Die Frage müsste eigentlich lauten: "Was will man weniger?" Ich möchte weniger von Brian Bakers Gefiedel-Soli und weniger von Brooke Wackerman's hyperaktivem Drumming! Vor allem alte Songs wie "No Control" oder "Modern Man" leiden ganz dramatisch unter den zur Schau gestellten musikalischen Fertigkeiten der Neuzugänge (naja, Baker ist mittlerweile auch schon gut 10 Jahre dabei...). Besonders schlimm ist Brian Bakers Rock'n'Roll-Gitarren-Einlage beim Klassiker "We're Only Gonna Die". Dafür müsste man dem Kerl die Lizenz zum Gitarrespielen entziehen! Wer's nicht glaubt, soll sich die Live-Version von 1982 anschauen, die glücklicherweise auch auf dieser DVD zu sehen ist und die Bad Religion als Punkband, nicht als Stadionrocker zeigt.

Oops, jetzt ist es rausgerutscht. Es tut mir ein bisschen weh, dies zu schreiben. Aber meine einstige Lieblingsband ist im Jahr 2005 tatsächlich zu einer Art Stadionrockband verkommen. Negativer Höhepunkt dieser Entwicklung ist Greg Graffin's Piano-Version von "Cease". Elton John lässt grüssen (nur dass dieser besser Klavier spielt)... Aber keine Angst. So richtig schlecht können Bad Religion nicht sein, dafür haben sie genügend gute Songs und auch die Energie stimmt nachwievor. Nur der Charme der frühen Alben, den vermisse ich spätestens seit Brooke Wackermans Einstieg. Da können die anderen Bandmitglieder ihren Neuzugang in den (sehr informativen und ausführlichen) Interviews noch so loben, mir persönlich gefällt sein Drumming nicht und er ruiniert damit insbesondere das bereits erwähnte "No Control" sowie auch den Schluss von "Anasthesia", indem er einfach immer zuviel spielt. Dasselbe gilt - ich muss es nochmals erwähnen - für Brian Baker. Warum er gewisse Soloparts spielt, die eigentlich Mr. Brett's Aufgabe wären ist mir unerklärlich. Baker mag der "bessere" Gitarrist sein, Mr. Brett ist mit Sicherheit der gefühlvollere. Vergleicht die Live-Version von "Modern Man" (Baker) mit der Album-Version (Mr. Brett) und ihr versteht was ich meine! (Oder hört euch - um noch ein Beispiel zu nennen - das grandiose Eine-Note-Solo von Brett im Original von "Atomic Garden" an und dann das Gefiedel von Baker auf der Live-Version.)

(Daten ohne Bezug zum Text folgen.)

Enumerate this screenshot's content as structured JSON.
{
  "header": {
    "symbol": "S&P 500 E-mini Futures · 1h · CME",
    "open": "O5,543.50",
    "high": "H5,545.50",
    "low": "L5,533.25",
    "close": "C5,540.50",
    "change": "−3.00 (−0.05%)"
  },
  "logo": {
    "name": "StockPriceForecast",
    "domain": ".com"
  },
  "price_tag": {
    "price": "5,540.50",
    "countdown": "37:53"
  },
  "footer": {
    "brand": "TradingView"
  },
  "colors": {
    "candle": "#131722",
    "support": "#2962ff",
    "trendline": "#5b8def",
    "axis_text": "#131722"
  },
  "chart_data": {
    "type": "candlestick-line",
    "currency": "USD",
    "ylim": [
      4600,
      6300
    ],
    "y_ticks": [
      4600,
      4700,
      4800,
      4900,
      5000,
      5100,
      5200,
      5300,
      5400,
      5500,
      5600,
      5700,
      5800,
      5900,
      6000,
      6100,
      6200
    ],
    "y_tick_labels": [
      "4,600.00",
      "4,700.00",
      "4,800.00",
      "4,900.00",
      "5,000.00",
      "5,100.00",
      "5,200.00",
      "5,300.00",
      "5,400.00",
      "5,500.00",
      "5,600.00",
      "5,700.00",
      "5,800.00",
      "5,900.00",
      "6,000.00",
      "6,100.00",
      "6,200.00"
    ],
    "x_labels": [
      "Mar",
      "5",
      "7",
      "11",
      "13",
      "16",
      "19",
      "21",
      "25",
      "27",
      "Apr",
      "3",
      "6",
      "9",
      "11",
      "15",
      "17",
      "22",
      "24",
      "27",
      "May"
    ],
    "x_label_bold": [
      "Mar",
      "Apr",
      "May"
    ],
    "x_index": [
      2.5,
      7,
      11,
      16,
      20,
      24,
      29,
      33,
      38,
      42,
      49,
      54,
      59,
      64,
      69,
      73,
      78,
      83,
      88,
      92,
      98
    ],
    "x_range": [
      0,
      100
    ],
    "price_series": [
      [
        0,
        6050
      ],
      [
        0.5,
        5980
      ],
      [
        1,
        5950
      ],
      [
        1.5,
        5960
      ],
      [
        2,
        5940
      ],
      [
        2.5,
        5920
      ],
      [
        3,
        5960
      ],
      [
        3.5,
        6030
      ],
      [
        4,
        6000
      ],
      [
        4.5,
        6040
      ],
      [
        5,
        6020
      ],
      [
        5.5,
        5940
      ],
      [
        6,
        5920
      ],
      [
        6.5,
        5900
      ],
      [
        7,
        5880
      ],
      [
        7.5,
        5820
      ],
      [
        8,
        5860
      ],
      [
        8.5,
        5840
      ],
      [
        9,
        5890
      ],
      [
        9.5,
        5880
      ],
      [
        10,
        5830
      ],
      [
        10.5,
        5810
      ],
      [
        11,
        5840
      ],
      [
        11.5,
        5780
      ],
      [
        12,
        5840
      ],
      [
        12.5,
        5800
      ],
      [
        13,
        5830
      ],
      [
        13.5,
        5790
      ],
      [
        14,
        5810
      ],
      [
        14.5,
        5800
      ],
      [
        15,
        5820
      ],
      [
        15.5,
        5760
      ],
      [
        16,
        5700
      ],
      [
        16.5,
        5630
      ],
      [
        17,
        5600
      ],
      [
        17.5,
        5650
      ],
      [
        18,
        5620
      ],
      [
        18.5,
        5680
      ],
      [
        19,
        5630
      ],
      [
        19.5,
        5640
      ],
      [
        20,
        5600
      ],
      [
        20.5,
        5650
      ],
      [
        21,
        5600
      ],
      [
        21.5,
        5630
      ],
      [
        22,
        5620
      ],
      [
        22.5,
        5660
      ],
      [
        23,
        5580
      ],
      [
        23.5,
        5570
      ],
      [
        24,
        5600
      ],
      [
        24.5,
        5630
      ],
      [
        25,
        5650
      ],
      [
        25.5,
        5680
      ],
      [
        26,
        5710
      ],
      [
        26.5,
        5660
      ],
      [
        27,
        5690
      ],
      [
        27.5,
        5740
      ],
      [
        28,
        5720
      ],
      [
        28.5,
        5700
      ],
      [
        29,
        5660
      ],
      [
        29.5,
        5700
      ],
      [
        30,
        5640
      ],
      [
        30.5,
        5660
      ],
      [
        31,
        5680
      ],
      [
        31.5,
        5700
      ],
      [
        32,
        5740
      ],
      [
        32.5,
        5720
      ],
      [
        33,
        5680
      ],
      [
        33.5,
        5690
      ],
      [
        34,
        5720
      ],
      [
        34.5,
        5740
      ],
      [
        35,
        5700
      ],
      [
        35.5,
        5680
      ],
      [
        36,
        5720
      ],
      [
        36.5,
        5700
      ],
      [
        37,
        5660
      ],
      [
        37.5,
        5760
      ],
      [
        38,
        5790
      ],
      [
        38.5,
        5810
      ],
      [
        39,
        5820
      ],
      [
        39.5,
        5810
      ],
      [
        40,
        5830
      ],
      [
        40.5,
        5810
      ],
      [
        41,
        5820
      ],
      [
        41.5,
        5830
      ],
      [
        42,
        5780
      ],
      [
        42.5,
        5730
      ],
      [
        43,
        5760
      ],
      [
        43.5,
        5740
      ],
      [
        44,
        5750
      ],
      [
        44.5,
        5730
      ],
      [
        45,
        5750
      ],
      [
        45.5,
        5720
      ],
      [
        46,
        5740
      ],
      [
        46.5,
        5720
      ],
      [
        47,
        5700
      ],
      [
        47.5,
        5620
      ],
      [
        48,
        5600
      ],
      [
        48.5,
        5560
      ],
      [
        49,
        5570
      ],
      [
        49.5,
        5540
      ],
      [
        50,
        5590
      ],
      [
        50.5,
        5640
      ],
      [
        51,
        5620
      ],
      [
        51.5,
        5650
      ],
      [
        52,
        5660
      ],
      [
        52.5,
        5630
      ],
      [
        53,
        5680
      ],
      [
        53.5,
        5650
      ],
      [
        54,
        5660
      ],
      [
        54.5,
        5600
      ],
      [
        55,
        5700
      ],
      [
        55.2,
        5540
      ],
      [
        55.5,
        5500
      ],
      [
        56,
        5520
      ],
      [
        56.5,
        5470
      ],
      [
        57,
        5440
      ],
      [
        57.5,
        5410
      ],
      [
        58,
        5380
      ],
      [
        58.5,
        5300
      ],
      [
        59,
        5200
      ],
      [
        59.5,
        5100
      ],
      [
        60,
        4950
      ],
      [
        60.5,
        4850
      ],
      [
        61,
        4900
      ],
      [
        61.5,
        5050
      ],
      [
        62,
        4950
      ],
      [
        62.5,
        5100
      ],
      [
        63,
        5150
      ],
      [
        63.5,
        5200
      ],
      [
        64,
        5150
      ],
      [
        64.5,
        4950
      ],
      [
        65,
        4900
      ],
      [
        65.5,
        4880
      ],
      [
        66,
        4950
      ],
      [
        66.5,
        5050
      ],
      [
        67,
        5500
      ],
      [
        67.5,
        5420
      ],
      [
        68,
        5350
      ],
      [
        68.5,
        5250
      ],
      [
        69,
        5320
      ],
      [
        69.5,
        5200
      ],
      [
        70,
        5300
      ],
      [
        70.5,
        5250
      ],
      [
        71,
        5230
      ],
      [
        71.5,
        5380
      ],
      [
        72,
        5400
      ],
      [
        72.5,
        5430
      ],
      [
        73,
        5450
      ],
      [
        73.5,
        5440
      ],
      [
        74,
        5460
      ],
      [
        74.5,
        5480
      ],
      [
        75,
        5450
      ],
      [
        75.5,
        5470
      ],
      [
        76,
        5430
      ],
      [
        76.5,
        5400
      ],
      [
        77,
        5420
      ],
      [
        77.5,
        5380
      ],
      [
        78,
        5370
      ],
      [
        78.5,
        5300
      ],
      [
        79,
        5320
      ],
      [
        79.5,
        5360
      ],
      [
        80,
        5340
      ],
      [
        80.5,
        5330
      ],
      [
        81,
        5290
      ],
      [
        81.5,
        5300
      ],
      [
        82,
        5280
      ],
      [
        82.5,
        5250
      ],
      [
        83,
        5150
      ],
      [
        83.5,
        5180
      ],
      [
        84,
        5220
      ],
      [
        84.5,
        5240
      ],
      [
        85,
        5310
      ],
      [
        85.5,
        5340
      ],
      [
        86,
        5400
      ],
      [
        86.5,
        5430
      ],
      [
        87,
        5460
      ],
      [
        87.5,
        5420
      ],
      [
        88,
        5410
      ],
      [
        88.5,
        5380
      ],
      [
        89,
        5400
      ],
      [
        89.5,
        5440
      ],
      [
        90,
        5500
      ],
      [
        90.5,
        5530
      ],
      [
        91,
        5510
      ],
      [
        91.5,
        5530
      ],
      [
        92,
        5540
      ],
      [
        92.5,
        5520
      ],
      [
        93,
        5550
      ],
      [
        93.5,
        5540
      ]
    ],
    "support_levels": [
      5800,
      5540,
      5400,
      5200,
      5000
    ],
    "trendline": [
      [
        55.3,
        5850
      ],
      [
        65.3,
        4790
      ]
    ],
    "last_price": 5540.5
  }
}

Kernstück der DVD "Live At The Palladium" ist ein über 90-minütiges, aufwändig gefilmtes Konzert mit 31 Songs aus fast allen Phasen der Band-Geschichte. Sowohl Bild wie Ton lassen keine Wünsche übrig und auch die Verpackung (eine Art DVD-Digipak aus Karton plus ein dickes Booklet, das unter anderm eine ausführliche Auflistung des benutzten Equipments enthält) ist klasse. Ein Schwerpunkt der Songauswahl liegt auf dem aktuellen Album "The Empire Strikes First", aber auch die Klassiker kommen nicht zu kurz. Erwartungsgemäss spielte die Band keine Songs aus den Alben "No Substance" und "The New America". Eingebettet ins Konzert sind Interviews mit allen aktuellen Bandmitgliedern, wobei insbesondere Mr. Brett Interessantes zu berichten weiss (und Jay Bentley einen Extrapunkt verdient, indem er Elvis Costello als seine grösste musikalische Liebe angibt). Zudem enthält die DVD ein paar Videos aus dem Epitaph-Jahren ("Atomic Garden", "American Jesus", "Struck A Nerve", "Sorrow", "Broken" und "Los Angeles Is Burning") sowie zwei sehr sehenswerte Auftritte aus den Jahren 1980 und 1982 (Greg Graffin mit Totenkopf-Lederjacke ist köstlich). Somit ist die DVD durchaus auch für Fans der Frühwerke empfehlenswert!